One normally expects unemployment figures to be correlated to the average real income figures for the working people as a whole, and even with the average real income of self-employed workers. This is because the self-employed group is where the reserve army of labour is typically concentrated, and a decline in employment, resulting in a rise in the proportion of the reserve army, would tend to lower the average real incomes in the self-employed sector. And it is interesting that the government’s own PLFS data show that the average real income of self-employed workers in the April-June quarter of 2022, for which we have data, while slightly higher than during the trough reached during the lockdown, was below its level during April-June 2019, both in rural and in urban India (Chandrasekhar and Ghosh, Macroscan). This only tends to confirm the CMIE findings on unemployment.
What India’s unemployment statistics reveal is something fundamental, namely, that neoliberal capitalism can never be the social arrangement that can overcome the problem of unemployment in our country. The votaries of “economic liberalisation” had sold the people of India a dummy. Since a certain degree of diffusion of economic activity had occurred from metropolitan capitalist economies to a few small countries of east and South-East Asia resulting in a significant using up of their comparatively small labour reserves, they argued that this strategy could be successfully replicated everywhere, that if only things were “left to the market” and the government withdrew from its interventionist role, except in favour of big capital, then India too would be on the road to “full employment” and prosperity.

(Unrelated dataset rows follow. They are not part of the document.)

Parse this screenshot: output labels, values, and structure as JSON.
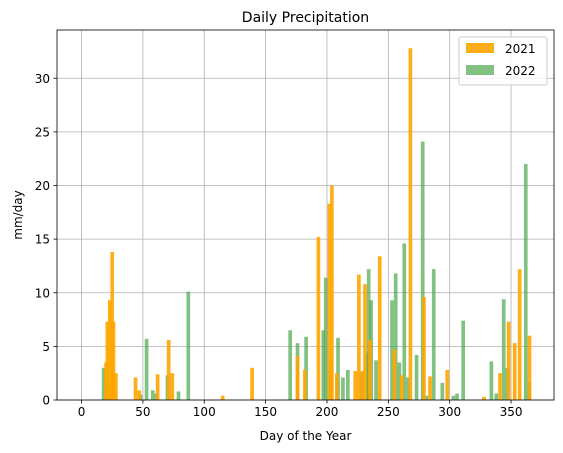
{
  "chart_data": {
    "type": "bar",
    "title": "Daily Precipitation",
    "xlabel": "Day of the Year",
    "ylabel": "mm/day",
    "xlim": [
      -20,
      385
    ],
    "ylim": [
      0,
      34.5
    ],
    "xticks": [
      0,
      50,
      100,
      150,
      200,
      250,
      300,
      350
    ],
    "yticks": [
      0,
      5,
      10,
      15,
      20,
      25,
      30
    ],
    "grid": true,
    "legend_position": "top-right",
    "bar_width_days": 3,
    "series": [
      {
        "name": "2021",
        "color": "#ffa500",
        "opacity": 0.9,
        "points": [
          [
            20,
            3.5
          ],
          [
            21,
            7.3
          ],
          [
            23,
            9.3
          ],
          [
            25,
            13.8
          ],
          [
            26,
            7.3
          ],
          [
            28,
            2.5
          ],
          [
            44,
            2.1
          ],
          [
            47,
            0.9
          ],
          [
            62,
            2.4
          ],
          [
            71,
            5.6
          ],
          [
            74,
            2.5
          ],
          [
            115,
            0.4
          ],
          [
            139,
            3.0
          ],
          [
            176,
            4.1
          ],
          [
            182,
            2.8
          ],
          [
            193,
            15.2
          ],
          [
            202,
            18.3
          ],
          [
            204,
            20.0
          ],
          [
            208,
            2.5
          ],
          [
            223,
            2.7
          ],
          [
            226,
            11.7
          ],
          [
            229,
            2.7
          ],
          [
            231,
            10.8
          ],
          [
            235,
            5.6
          ],
          [
            243,
            13.4
          ],
          [
            255,
            4.7
          ],
          [
            261,
            2.3
          ],
          [
            268,
            32.8
          ],
          [
            279,
            9.6
          ],
          [
            284,
            2.2
          ],
          [
            298,
            2.8
          ],
          [
            328,
            0.3
          ],
          [
            341,
            2.5
          ],
          [
            348,
            7.3
          ],
          [
            353,
            5.3
          ],
          [
            357,
            12.2
          ],
          [
            365,
            6.0
          ]
        ]
      },
      {
        "name": "2022",
        "color": "#4ca64c",
        "opacity": 0.7,
        "points": [
          [
            18,
            3.0
          ],
          [
            22,
            1.2
          ],
          [
            48,
            0.5
          ],
          [
            53,
            5.7
          ],
          [
            58,
            0.9
          ],
          [
            61,
            0.6
          ],
          [
            70,
            2.3
          ],
          [
            79,
            0.8
          ],
          [
            87,
            10.1
          ],
          [
            170,
            6.5
          ],
          [
            176,
            5.3
          ],
          [
            183,
            5.9
          ],
          [
            197,
            6.5
          ],
          [
            199,
            11.4
          ],
          [
            203,
            3.8
          ],
          [
            209,
            5.8
          ],
          [
            213,
            2.1
          ],
          [
            217,
            2.8
          ],
          [
            228,
            2.5
          ],
          [
            233,
            4.4
          ],
          [
            234,
            12.2
          ],
          [
            236,
            9.3
          ],
          [
            240,
            3.7
          ],
          [
            253,
            9.3
          ],
          [
            256,
            11.8
          ],
          [
            259,
            3.5
          ],
          [
            263,
            14.6
          ],
          [
            266,
            2.1
          ],
          [
            273,
            4.2
          ],
          [
            278,
            24.1
          ],
          [
            281,
            0.4
          ],
          [
            287,
            12.2
          ],
          [
            294,
            1.6
          ],
          [
            303,
            0.4
          ],
          [
            306,
            0.6
          ],
          [
            311,
            7.4
          ],
          [
            334,
            3.6
          ],
          [
            338,
            0.6
          ],
          [
            344,
            9.4
          ],
          [
            347,
            3.0
          ],
          [
            362,
            22.0
          ],
          [
            365,
            1.7
          ]
        ]
      }
    ]
  }
}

Of course, a capitalist economy can never attain “full employment’, since it can never function without a reserve army of labour, but at least a substantial use of the labour reserves under neoliberalism was promised, which deceived even many progressive people. And the argument succeeded in “rolling back” the State that had come into being in Third World countries after decolonisation and that had adopted a relatively autonomous stance vis-à-vis metropolitan capital and imperialism in general.
There were two obvious fallacies with this argument: one, taking the Third World as a whole, the diffusion at the margin of some activities from the metropolis could not possibly use up its vast labour reserves; it might do so in some small countries with relatively small labour reserves, but not in countries like India with huge labour reserves.
Two, when neoliberal capitalism got into a crisis, as was inevitable with capitalism, there was no mechanism to bring this crisis to an end, in which case working people in countries, like India, that adopted a neoliberal regime, would be doomed to an endless period of suffering. What we are seeing today in India is only a vindication of this proposition.
Overcoming unemployment is not a matter of applying a few “fixes” to a regime of neoliberal capitalism. It is a matter of moving to a completely different socio-economic order that not only functions without a reserve army of labour, but that also permits conscious State intervention on behalf of the working people.